Introduction

Languages are the primary medium through which human beings establish mutual understanding, yet the question “what fraction of humanity could I actually communicate with?” has no easily accessible answer. Existing resources provide pieces of this puzzle, like Ethnologue (Eberhard et al. 2025) catalogues over seven thousand living languages with speaker estimates, the Unicode CLDR (Unicode Consortium, n.d.) maps languages to territories with population percentages, and the CIA World Factbook (Central Intelligence Agency, n.d.) publishes prose descriptions of each country’s linguistic composition; however, not many tool synthesises these inputs into an interactive, user friendly experience that lets a person select their languages and immediately see the result on a world map.

Speakrow was built to fill this gap. It is a publicly accessible web application in which a user selects one or more languages and receives, in real time, an estimate of the percentage of humanity they can communicate with, visualised as a colour-coded world map accompanied by per-country, per-continent, and global statistics. The application addresses a question that is at once personal (how far does my linguistic repertoire reach?).

Building such a system requires solving three interconnected problems. First, a reliable dataset must be assembled that maps languages to countries with population percentages: a task complicated by the absence of any single authoritative source and by systematic biases in the sources that do exist. Second, a computation model must handle the fundamental challenge of double-counting: in a country where 100% speak Language A and 80% also speak Language B, selecting both languages does not grant access to 180% of the population. Third, the user interface must make the results legible and engaging, with instantaneous feedback on every interaction, so that the experience feels exploratory rather than analytical.

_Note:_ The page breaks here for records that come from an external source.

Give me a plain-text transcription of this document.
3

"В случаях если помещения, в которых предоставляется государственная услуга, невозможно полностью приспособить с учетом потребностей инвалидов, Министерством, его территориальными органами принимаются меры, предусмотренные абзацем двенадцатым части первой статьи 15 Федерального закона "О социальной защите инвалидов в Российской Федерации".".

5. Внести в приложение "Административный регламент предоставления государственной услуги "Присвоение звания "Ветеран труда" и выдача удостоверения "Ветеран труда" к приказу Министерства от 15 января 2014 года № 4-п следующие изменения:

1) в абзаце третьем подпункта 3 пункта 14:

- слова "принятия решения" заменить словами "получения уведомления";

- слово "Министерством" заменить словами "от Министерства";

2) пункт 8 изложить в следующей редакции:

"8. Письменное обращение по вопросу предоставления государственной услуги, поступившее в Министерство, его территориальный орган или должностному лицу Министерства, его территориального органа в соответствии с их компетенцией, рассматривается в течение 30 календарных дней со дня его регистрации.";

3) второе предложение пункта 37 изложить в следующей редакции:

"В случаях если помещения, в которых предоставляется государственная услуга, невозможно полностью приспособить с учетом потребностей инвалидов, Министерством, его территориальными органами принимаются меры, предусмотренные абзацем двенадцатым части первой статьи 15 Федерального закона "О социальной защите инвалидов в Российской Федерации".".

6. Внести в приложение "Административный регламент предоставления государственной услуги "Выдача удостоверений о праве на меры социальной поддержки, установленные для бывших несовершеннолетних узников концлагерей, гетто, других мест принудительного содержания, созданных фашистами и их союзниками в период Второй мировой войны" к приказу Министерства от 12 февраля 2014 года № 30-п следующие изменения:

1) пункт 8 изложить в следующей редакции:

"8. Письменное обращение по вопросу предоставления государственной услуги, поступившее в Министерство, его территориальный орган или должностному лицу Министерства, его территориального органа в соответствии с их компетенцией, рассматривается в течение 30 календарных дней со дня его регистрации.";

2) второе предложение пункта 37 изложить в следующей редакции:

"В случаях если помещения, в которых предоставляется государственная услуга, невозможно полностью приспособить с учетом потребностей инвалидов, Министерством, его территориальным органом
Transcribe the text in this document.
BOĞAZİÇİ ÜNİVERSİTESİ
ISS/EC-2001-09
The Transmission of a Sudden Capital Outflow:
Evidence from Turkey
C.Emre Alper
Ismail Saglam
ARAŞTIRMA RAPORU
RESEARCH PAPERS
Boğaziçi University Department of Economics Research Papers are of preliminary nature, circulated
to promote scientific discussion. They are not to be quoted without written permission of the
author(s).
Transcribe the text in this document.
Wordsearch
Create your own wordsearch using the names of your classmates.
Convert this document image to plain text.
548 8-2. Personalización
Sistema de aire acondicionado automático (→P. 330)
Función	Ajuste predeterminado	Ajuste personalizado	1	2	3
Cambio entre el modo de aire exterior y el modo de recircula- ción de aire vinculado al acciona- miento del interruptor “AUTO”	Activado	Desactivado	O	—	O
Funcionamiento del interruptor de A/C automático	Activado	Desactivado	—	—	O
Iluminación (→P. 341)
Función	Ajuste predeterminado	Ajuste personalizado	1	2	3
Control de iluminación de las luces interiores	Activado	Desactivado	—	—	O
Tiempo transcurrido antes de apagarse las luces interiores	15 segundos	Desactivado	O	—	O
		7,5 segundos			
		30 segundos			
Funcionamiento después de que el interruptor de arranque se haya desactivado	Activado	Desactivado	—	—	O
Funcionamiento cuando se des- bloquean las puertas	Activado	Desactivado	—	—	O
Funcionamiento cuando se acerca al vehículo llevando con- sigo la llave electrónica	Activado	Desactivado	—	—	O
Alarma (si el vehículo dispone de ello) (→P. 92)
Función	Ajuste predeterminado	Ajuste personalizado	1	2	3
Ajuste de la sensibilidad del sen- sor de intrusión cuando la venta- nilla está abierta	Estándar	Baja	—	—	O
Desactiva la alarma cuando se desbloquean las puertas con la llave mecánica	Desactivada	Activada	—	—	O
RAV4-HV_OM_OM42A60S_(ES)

Data Collection and Processing

Primary Source: Unicode CLDR

The Unicode Common Locale Data Repository (CLDR) is maintained by the Unicode Consortium with contributions from Apple, Google, Microsoft, and IBM, among others. Its territoryInfo.json file encodes, for each of the world’s territories, an estimated total population and a languagePopulation object listing every language spoken there. Each entry includes a populationPercent field, the estimated share of the territory’s population with meaningful proficiency in the language, and an officialStatus field indicating whether the language holds official, de facto official, or regional official status. This file served as the foundation for all country-language relationship data in the project.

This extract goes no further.